Auf einer Skala bis 5 stieg das Vertrauen in die Wissenschaft von 3,6 im Jahr 2019 auf 3,8 per Ende 2020.
Wenn man fragt, welchem Absender die Leute Botschaften bezüglich Covid-19 glauben, dann geniessen das höchste Vertrauen Ärztinnen und Ärzte: 4,1 von maximal 5 Punkten; gefolgt von Wissenschaftlern mit 3,9. Dann schwindet das Vertrauen recht stark: über Behörden, Freunden, Verwandten sinkt es gegenüber Politikerinnen und Politikern auf nur noch 2,7 Punkte. Doch am wenigsten vertraut man Journalisten (2,6).
Ähnliche Befragungen gibt es übrigens auch in anderen Ländern, etwa Deutschland oder Grossbritannien. Sie alle zeigen steigendes Vertrauen in die Wissenschaft. Und der Befund bezüglich der Medien ist etwas widersprüchlich.

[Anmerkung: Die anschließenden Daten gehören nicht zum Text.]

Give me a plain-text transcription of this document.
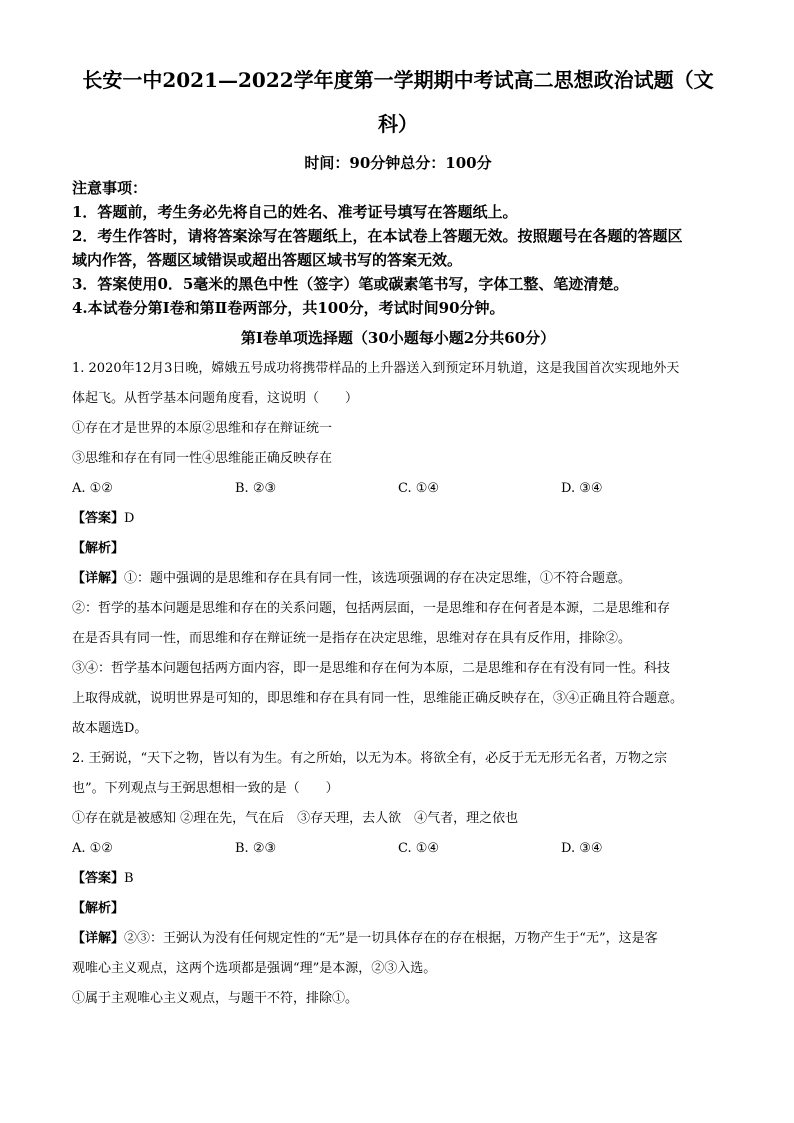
长安一中2021—2022学年度第一学期期中考试高二思想政治试题（文

科）

时间：90分钟总分：100分

注意事项：

1．答题前，考生务必先将自己的姓名、准考证号填写在答题纸上。

2．考生作答时，请将答案涂写在答题纸上，在本试卷上答题无效。按照题号在各题的答题区

域内作答，答题区域错误或超出答题区域书写的答案无效。

3．答案使用0．5毫米的黑色中性（签字）笔或碳素笔书写，字体工整、笔迹清楚。

4.本试卷分第Ⅰ卷和第Ⅱ卷两部分，共100分，考试时间90分钟。

第Ⅰ卷单项选择题（30小题每小题2分共60分）

1. 2020年12月3日晚，嫦娥五号成功将携带样品的上升器送入到预定环月轨道，这是我国首次实现地外天

体起飞。从哲学基本问题角度看，这说明（　　）

①存在才是世界的本原②思维和存在辩证统一

③思维和存在有同一性④思维能正确反映存在

A. ①②	B. ②③	C. ①④	D. ③④

【答案】D

【解析】

【详解】①：题中强调的是思维和存在具有同一性，该选项强调的存在决定思维，①不符合题意。

②：哲学的基本问题是思维和存在的关系问题，包括两层面，一是思维和存在何者是本源，二是思维和存

在是否具有同一性，而思维和存在辩证统一是指存在决定思维，思维对存在具有反作用，排除②。

③④：哲学基本问题包括两方面内容，即一是思维和存在何为本原，二是思维和存在有没有同一性。科技

上取得成就，说明世界是可知的，即思维和存在具有同一性，思维能正确反映存在，③④正确且符合题意。

故本题选D。

2. 王弼说，“天下之物，皆以有为生。有之所始，以无为本。将欲全有，必反于无无形无名者，万物之宗

也”。下列观点与王弼思想相一致的是（　　）

①存在就是被感知 ②理在先，气在后　③存天理，去人欲　④气者，理之依也

A. ①②	B. ②③	C. ①④	D. ③④

【答案】B

【解析】

【详解】②③：王弼认为没有任何规定性的“无”是一切具体存在的存在根据，万物产生于“无”，这是客

观唯心主义观点，这两个选项都是强调“理”是本源，②③入选。

①属于主观唯心主义观点，与题干不符，排除①。
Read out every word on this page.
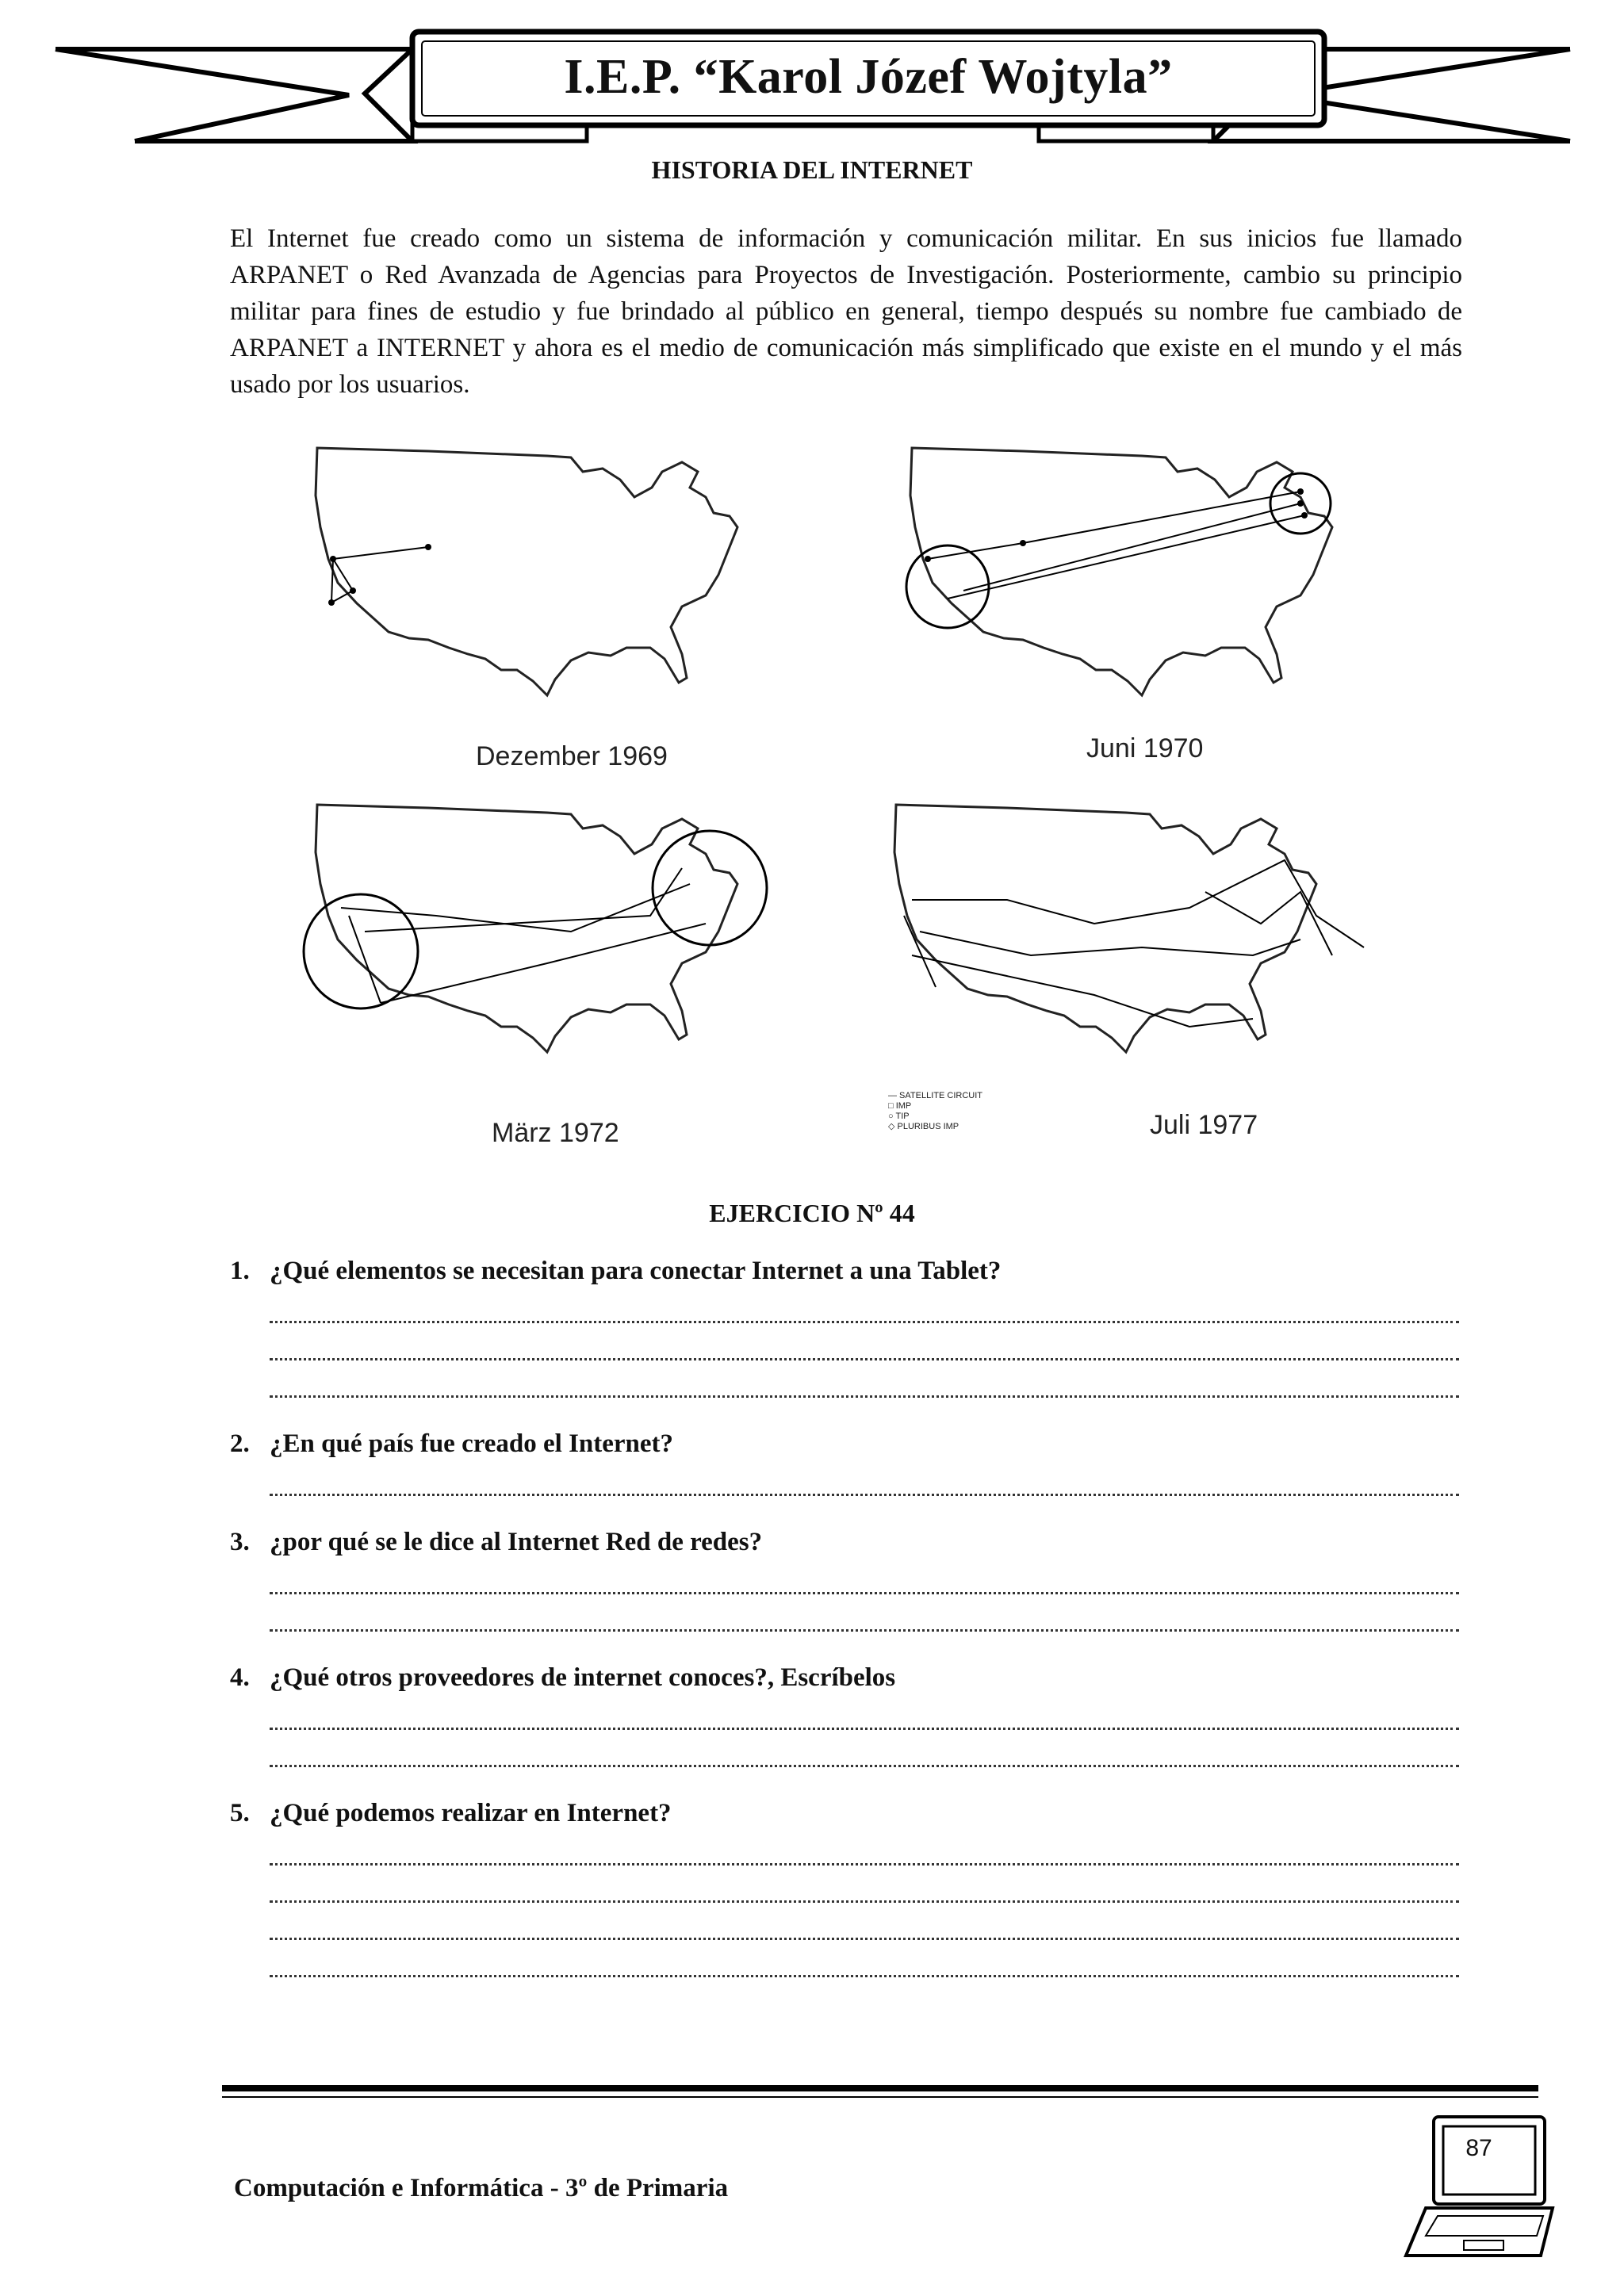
I.E.P. “Karol Józef Wojtyla”
HISTORIA DEL INTERNET

El Internet fue creado como un sistema de información y comunicación militar. En sus inicios fue llamado ARPANET o Red Avanzada de Agencias para Proyectos de Investigación. Posteriormente, cambio su principio militar para fines de estudio y fue brindado al público en general, tiempo después su nombre fue cambiado de ARPANET a INTERNET y ahora es el medio de comunicación más simplificado que existe en el mundo y el más usado por los usuarios.

Dezember 1969	Juni 1970
März 1972
— SATELLITE CIRCUIT
□ IMP
○ TIP
◇ PLURIBUS IMP	Juli 1977
EJERCICIO Nº 44
1. ¿Qué elementos se necesitan para conectar Internet a una Tablet?
2. ¿En qué país fue creado el Internet?
3. ¿por qué se le dice al Internet Red de redes?
4. ¿Qué otros proveedores de internet conoces?, Escríbelos
5. ¿Qué podemos realizar en Internet?
Computación e Informática - 3º de Primaria
87
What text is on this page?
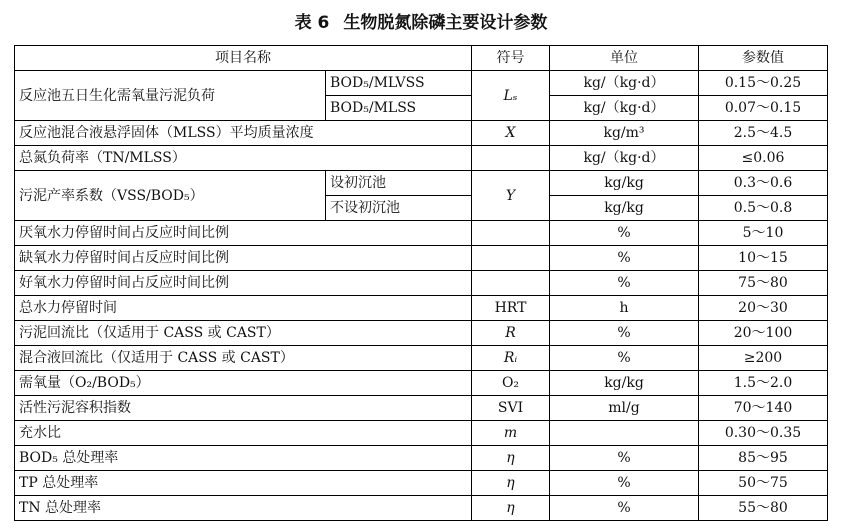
表 6 生物脱氮除磷主要设计参数
项目名称		符号	单位	参数值
反应池五日生化需氧量污泥负荷	BOD₅/MLVSS	Lₛ	kg/（kg·d）	0.15～0.25
	BOD₅/MLSS		kg/（kg·d）	0.07～0.15
反应池混合液悬浮固体（MLSS）平均质量浓度		X	kg/m³	2.5～4.5
总氮负荷率（TN/MLSS）			kg/（kg·d）	≤0.06
污泥产率系数（VSS/BOD₅）	设初沉池	Y	kg/kg	0.3～0.6
	不设初沉池		kg/kg	0.5～0.8
厌氧水力停留时间占反应时间比例			%	5～10
缺氧水力停留时间占反应时间比例			%	10～15
好氧水力停留时间占反应时间比例			%	75～80
总水力停留时间		HRT	h	20～30
污泥回流比（仅适用于 CASS 或 CAST）		R	%	20～100
混合液回流比（仅适用于 CASS 或 CAST）		Rᵢ	%	≥200
需氧量（O₂/BOD₅）		O₂	kg/kg	1.5～2.0
活性污泥容积指数		SVI	ml/g	70～140
充水比		m		0.30～0.35
BOD₅ 总处理率		η	%	85～95
TP 总处理率		η	%	50～75
TN 总处理率		η	%	55～80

Aus zwei Gründen. Denn erstens: Wer vermittelt die Information aus der Wissenschaft? Richtig: die Medien. Und zweitens passt das Misstrauen gegenüber Journalisten nicht zu dem tatsächlichen Informationsverhalten der Leute.
Denn die Leute geben an, dass die hauptsächliche Informationsquelle zu Corona das Fernsehen sei. Bekanntlich ein journalistisches Produkt. Es folgen als Informationsquelle Gespräche mit Freunden, das Internet, Zeitungen und Radio. Alles sehr nahe beieinander. Wissenschaftliche Zeitschriften liest praktisch niemand.
Wenn man den Online-Konsum detailliert betrachtet, sind auch hier Webseiten und Apps von Zeitungen und Zeitschriften die Hauptquellen. Weit zurück liegen soziale Netzwerke (2,7) und Videoportale wie Youtube (2,2).
Das Wissenschaftsbarometer hat auch gefragt, ob die Leute der Meinung seien, dass politische Entscheidungen in Zusammenhang mit Corona auf wissenschaftlichen Erkenntnissen beruhen sollten.
Eine überwältigende Mehrheit von 74 Prozent stimmt dem zu – 32 Prozent sogar sehr stark. Hingegen findet die Aussage: «Es ist nicht Aufgabe der Wissenschaft, sich in die Politik im Umgang mit Corona einzumischen» nur gerade 20 Prozent Zustimmung. Man will also die Einmischung der Wissenschaft in die Politik.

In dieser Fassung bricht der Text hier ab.